La Musicoterapia es una técnica terapéutica que se basa en la curación de enfermedades a través de nuestra propia voz ya que esta tiene una vibración curativa real. Con la musicoterapia aquello de “quien canta su mal espanta” no es sólo un dicho sino una clara realidad. La voz humana es una onda portadora de conciencia, esto significa que dependiendo de donde esté situada la conciencia de un individuo cuando crea este sonido, llevará información a la persona que lo reciba. Dicho de otro modo, no es lo mismo emitir un sonido con una intención que con otra.
En las sesiones de musicoterapia se trabaja en dos corrientes: activa y pasiva. En la activa, los asistentes al taller improvisan de diversos modos con su voz, evitando el bloqueo de su cuerpo y creando así una sensación de armonía. En la pasiva, sin embargo, se escuchan audiciones que se integran con lecturas o pinturas.
Pero, ¿cómo cura exactamente el sonido de nuestra voz? Pues, aunque parezca difícil creerlo, tiene una explicación quasi científica.
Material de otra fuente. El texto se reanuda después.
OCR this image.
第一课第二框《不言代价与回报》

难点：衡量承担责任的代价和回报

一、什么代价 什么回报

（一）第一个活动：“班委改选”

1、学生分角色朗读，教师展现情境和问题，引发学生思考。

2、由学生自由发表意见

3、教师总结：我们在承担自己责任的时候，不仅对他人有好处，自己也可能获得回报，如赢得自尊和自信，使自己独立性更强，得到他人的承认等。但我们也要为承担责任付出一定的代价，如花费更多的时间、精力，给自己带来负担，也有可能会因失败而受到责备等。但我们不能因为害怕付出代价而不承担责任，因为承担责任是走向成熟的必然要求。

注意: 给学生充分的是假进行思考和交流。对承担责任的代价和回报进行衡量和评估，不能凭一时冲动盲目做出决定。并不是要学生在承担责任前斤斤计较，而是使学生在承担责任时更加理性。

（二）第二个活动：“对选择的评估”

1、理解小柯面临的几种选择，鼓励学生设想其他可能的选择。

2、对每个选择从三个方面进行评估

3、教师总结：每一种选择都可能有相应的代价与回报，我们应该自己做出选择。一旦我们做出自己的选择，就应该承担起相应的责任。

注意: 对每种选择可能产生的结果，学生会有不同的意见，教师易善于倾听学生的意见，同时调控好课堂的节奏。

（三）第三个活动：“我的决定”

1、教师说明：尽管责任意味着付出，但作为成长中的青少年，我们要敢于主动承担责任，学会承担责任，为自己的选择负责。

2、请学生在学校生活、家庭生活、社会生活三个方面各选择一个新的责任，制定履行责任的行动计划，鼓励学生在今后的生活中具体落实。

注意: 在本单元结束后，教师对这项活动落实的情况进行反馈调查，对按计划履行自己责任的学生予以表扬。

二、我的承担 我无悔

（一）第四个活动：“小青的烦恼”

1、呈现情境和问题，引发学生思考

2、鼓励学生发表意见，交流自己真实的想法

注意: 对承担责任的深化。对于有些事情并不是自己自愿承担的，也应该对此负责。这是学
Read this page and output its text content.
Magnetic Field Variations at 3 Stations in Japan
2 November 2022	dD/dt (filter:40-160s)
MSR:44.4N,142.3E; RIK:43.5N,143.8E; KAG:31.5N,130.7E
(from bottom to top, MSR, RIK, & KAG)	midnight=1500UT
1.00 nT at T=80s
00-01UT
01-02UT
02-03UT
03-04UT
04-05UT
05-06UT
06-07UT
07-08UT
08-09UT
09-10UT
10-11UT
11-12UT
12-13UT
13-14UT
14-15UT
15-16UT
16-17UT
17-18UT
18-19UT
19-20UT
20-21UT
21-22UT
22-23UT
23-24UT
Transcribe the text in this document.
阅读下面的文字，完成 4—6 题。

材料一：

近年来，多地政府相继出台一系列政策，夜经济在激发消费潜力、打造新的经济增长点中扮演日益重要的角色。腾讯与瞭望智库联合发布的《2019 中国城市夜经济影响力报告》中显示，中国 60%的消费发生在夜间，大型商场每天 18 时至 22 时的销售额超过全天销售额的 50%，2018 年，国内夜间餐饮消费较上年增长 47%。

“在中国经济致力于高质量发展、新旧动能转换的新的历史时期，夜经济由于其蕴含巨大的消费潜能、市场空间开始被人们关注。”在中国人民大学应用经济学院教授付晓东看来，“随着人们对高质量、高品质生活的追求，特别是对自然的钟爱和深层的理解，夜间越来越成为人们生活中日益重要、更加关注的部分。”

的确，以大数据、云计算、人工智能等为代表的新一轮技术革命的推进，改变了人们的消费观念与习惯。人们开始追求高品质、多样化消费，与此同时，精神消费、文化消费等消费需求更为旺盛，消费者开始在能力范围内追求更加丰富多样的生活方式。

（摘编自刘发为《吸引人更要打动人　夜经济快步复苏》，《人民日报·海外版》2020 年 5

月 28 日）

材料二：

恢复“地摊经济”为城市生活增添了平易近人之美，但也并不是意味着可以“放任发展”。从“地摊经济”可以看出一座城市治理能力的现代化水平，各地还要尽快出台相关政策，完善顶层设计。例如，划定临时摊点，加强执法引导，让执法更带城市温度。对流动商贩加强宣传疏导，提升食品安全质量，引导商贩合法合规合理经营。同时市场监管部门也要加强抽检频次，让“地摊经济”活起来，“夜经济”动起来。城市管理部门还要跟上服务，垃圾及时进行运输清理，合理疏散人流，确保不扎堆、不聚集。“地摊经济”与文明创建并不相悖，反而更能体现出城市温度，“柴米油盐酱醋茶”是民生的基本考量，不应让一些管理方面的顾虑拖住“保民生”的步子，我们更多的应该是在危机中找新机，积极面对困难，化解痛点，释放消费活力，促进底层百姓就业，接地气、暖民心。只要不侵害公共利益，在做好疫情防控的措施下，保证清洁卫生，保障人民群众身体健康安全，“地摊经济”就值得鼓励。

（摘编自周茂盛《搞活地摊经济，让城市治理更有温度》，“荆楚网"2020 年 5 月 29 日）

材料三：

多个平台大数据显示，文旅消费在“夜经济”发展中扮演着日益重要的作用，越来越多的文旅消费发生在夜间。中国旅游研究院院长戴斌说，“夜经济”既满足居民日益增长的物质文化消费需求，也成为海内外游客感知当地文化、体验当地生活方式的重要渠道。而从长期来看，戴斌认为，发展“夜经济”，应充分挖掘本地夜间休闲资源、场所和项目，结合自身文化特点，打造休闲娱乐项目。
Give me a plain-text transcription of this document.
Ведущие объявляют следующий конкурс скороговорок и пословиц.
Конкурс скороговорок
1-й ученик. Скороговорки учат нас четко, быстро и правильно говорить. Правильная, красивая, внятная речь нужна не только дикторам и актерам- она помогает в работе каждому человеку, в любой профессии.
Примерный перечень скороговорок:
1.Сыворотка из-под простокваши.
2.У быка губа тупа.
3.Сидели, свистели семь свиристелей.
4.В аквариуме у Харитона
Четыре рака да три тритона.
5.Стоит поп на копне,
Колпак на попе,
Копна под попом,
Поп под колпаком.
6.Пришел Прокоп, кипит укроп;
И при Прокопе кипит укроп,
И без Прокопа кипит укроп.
Los sonidos y vibraciones tienen la propiedad de modificar las ondas cerebrales. Y dependiendo de las ondas cerebrales, estamos más receptivos a la autocuración. Así, las longitudes de las ondas cerebrales se asocian con diferentes estados:
- Ondas beta: de 14 a 20 Hz, son las que se encuentran en nuestro estado normal de conciencia, despiertos.
- Ondas alfa: de 8 a 13 Hz, son las de los estados de ensoñación y meditación.
- Ondas zeta: de 4 a 7 Hz, son las presentes en estados de meditación profunda y sueño, y también en la actividad chamanística.
- Ondas delta: de 0,5 a 3 Hz, son las del sueño profundo y en estados de meditación muy profundos.
Con el sonido se pretende cambiar la frecuencia de estas ondas para así sentirnos mejor.
La musicoterapia existía ya en las sociedades tribales, donde los chamanes curaban a sus enfermos a través de sonidos guturales. Posteriormente, egipcios y griegos nos hablan de los efectos psicológicos de las distintas notas y escalas musicales, al igual que los hindúes, chinos y japoneses. A partir de esas afirmaciones, ya en este siglo, la musicoterapia cobra cada vez más importancia, ya que es fácil y muy beneficiosa, ¿o acaso nunca has escuchado que es beneficioso para un bebé ponerle música clásica cuando todavía está en la barriga de su madre?
Pues haz lo propio contigo mismo y aprende a mejorar tu estado anímico a través de algo tan maravilloso como la música.